For your “why” question, perhaps see: http://cr.timtyler.org/why/
I still don’t understand why you can’t restrict calories and have kids, especially if you take a short break from calorie reduction to devote more energy to semen production or periods, and then resume the caloric restriction.
Think of how many calories it must take to be a bodybuilder or grow ginormous peacocks.
Hmm. Do you mean if you ignore the evidence about how it does that in lots of other species—and that it produces similar short-term health improvements and metabolic changes in humans and other animals—and instead insist on only counting studies directly involving human longevity as evidence?
Yes. I’m one of those crazy people who wants to see calorie reduction actually extend human lives before I believe that calorie reduction extends human lives.
But I would be interested in seeing evidence that caloric reduction leads to “short-term health improvements” in humans.
See here.
Caloric restriction clearly can benefit the average American. The verdict is out on whether this is only because the average American has such an awful diet that decreasing consumption necessarily decreases consumption of an awful diet; however, the additional evidence from other species combines to be pretty compelling in my mind.

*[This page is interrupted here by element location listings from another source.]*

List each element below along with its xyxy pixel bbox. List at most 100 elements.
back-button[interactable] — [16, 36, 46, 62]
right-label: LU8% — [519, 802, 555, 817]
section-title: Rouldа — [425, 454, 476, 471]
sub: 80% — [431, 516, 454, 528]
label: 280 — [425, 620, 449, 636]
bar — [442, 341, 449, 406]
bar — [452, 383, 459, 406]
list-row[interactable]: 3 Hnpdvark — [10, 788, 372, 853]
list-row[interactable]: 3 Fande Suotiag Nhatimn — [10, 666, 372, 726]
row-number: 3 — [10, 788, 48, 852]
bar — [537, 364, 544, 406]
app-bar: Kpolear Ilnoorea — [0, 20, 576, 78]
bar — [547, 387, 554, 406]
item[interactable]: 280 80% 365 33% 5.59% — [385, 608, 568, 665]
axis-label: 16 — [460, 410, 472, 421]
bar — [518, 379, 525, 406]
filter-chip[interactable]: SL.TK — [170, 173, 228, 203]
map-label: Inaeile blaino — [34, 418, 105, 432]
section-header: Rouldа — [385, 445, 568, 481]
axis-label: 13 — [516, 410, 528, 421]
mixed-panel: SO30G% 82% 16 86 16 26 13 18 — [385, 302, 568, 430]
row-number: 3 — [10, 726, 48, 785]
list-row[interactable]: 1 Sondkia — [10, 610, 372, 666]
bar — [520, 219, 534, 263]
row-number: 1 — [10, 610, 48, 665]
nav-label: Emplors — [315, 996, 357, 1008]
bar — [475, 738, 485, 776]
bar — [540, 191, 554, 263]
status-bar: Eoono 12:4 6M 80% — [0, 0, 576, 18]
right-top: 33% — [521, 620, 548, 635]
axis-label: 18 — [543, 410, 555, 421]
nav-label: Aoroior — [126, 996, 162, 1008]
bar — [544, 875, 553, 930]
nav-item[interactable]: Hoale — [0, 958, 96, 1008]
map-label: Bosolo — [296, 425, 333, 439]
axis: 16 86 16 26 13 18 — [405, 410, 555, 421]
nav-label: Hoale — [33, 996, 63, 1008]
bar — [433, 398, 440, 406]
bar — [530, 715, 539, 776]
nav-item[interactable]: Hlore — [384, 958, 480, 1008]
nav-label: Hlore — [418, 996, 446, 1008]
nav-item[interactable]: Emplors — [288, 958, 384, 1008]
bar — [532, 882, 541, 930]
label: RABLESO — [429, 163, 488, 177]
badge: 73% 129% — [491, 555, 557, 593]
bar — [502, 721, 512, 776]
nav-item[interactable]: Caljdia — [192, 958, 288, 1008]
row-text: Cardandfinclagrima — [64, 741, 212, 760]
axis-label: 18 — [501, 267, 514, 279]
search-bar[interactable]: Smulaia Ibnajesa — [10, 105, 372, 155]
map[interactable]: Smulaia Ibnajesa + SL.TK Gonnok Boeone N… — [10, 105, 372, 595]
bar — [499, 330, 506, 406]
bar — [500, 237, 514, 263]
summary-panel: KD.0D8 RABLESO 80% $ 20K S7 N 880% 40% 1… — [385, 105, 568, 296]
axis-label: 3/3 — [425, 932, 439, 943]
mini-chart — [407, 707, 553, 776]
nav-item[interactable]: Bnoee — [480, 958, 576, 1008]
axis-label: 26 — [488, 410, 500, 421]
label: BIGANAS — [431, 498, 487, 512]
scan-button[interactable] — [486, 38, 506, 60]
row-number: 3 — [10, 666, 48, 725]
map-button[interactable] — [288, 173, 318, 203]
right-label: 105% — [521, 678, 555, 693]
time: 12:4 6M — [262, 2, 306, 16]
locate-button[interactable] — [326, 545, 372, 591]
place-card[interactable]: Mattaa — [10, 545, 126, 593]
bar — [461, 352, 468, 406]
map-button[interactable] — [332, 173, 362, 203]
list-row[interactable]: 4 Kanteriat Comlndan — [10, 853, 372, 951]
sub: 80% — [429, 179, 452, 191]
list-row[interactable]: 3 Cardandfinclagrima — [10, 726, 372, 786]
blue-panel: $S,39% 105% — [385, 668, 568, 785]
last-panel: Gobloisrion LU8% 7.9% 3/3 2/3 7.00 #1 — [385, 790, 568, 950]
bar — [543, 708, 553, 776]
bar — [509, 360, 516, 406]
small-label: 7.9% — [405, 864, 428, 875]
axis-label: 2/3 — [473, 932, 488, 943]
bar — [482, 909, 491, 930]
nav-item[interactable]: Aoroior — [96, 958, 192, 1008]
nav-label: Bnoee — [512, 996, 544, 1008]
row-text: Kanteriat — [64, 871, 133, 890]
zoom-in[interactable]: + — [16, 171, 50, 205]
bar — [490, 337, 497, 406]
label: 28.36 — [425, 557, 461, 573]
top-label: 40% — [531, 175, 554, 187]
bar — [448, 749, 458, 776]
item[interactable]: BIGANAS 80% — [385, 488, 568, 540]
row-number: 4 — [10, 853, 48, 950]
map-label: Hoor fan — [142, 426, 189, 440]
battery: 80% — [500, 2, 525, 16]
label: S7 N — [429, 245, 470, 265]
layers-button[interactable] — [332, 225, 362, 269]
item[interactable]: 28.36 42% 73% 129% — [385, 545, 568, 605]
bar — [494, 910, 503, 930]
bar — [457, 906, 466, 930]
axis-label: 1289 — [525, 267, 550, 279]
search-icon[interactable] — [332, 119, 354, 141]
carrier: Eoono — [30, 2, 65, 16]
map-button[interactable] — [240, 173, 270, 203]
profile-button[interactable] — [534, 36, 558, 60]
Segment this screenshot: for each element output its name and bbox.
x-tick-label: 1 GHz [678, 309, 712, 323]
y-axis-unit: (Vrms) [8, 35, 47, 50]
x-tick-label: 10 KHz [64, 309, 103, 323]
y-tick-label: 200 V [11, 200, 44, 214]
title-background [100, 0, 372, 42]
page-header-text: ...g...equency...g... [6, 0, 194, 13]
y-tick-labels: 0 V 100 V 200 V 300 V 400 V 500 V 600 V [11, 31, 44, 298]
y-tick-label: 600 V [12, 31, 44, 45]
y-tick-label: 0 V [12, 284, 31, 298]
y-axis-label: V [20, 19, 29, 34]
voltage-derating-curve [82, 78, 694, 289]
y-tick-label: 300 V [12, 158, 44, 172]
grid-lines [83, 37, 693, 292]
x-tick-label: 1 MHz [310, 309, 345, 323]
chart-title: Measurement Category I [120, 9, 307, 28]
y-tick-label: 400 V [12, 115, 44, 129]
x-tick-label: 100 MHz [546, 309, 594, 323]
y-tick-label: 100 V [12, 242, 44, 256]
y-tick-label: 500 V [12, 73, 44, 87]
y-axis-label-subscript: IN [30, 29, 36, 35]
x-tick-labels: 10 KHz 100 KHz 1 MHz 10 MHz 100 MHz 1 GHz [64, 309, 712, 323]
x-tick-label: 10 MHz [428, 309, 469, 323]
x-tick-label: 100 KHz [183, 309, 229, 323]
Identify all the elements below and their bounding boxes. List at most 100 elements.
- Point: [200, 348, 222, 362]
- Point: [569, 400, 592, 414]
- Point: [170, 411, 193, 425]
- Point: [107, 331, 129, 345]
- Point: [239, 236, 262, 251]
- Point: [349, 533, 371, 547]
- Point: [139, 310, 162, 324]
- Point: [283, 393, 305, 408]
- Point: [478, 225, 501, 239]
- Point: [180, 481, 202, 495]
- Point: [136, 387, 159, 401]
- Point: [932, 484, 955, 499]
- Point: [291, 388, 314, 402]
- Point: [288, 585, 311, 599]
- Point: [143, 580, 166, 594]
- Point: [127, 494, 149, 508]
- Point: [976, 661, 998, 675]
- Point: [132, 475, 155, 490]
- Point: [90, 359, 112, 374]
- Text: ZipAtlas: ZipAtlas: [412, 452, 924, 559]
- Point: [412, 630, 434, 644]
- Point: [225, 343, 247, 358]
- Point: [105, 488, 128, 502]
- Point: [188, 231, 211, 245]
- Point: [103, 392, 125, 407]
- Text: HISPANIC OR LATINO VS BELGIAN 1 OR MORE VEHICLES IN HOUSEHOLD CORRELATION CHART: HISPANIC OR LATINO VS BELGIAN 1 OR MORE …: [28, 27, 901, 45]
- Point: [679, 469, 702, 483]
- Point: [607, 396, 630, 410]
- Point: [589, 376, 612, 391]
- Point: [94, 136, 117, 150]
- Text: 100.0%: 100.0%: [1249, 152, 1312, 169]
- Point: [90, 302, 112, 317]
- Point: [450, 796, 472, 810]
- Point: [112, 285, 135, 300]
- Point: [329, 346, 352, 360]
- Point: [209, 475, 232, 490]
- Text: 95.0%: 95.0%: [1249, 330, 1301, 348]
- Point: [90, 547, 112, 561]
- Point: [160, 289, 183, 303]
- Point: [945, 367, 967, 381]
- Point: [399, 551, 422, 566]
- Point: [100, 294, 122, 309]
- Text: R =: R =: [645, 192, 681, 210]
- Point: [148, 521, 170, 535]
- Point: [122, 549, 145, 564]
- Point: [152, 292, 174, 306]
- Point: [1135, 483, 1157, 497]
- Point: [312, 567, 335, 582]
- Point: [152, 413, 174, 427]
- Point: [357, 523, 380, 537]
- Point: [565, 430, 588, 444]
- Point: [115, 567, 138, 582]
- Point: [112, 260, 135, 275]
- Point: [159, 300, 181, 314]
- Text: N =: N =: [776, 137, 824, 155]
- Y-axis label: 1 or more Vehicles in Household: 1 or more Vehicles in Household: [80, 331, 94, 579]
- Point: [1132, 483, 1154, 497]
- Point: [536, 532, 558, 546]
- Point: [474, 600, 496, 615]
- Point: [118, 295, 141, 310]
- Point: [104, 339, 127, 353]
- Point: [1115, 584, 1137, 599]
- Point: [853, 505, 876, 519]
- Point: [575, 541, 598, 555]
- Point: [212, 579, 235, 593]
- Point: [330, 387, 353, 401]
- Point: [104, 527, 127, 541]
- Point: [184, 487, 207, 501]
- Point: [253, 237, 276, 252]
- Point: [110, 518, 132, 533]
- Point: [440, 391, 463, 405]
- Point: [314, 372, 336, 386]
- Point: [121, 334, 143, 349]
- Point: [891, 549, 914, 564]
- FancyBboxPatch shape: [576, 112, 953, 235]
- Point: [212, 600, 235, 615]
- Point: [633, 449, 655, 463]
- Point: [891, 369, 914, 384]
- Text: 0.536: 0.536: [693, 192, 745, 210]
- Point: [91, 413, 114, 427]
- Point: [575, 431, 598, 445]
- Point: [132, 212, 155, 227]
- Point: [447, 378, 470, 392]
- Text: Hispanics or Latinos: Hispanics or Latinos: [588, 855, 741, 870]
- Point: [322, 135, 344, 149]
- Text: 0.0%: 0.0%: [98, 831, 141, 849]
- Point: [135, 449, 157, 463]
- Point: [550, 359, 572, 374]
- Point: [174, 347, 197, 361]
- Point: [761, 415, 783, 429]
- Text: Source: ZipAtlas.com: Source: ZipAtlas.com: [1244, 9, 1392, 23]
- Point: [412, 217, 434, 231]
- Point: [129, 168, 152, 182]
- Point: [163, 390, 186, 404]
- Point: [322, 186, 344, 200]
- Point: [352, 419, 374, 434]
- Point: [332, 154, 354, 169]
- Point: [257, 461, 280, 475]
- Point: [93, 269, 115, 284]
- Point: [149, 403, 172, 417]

I don’t partake in chronic caloric restriction, but I fast occasionally, ideally as much as I can while maintaining the amount of muscle that I like to keep, and without dropping my productivity levels. The evidence in favor of the health benefits of intermittent fasting seems slightly better than CR, although I believe it is only beginning to get more attention in research.
E.g.:
“At present, although only limited information is available on the effect of CR on humans, credible data exist that allow us to make some reasonable predictions. For example, a 1994 European clinical study on non-obese, middle-aged subjects under a 10-week, 20% energy reduction (Velthuis-te Wierik et al. 1994), and the 2-year Biosphere experience (Walford et al. 1999, 2002)), produced promising human data on CR’s efficacies (Rae 2004). Further, a recent report (Fontana et al. 2004) shows CR’s beneficial effects, including the suppression of an atherosclerosis and inflammation biomarker in humans, solidifying the possibility of CR’s extension of human longevity. One clear-cut and most immediate sign of CR’s effect in human subjects is body weight reduction, as in the case of rodents. It is important to realize how simple weight reduction (mainly from loss of fat mass, particularly visceral adiposity) could have a strong impact on inflammation, insulin resistance, and diabetes in humans as reported recently (Dandona et al. 2004; Ferroni et al. 2004). If obesity is a state of inflammation and obesity-related insulin resistance is a chronic inflammatory disease, as indicated by biomarkers, then a reduction of adiposity by CR alone could exert a great improvement on human health and functional longevity, which is already widely accepted by many biomedical researchers.”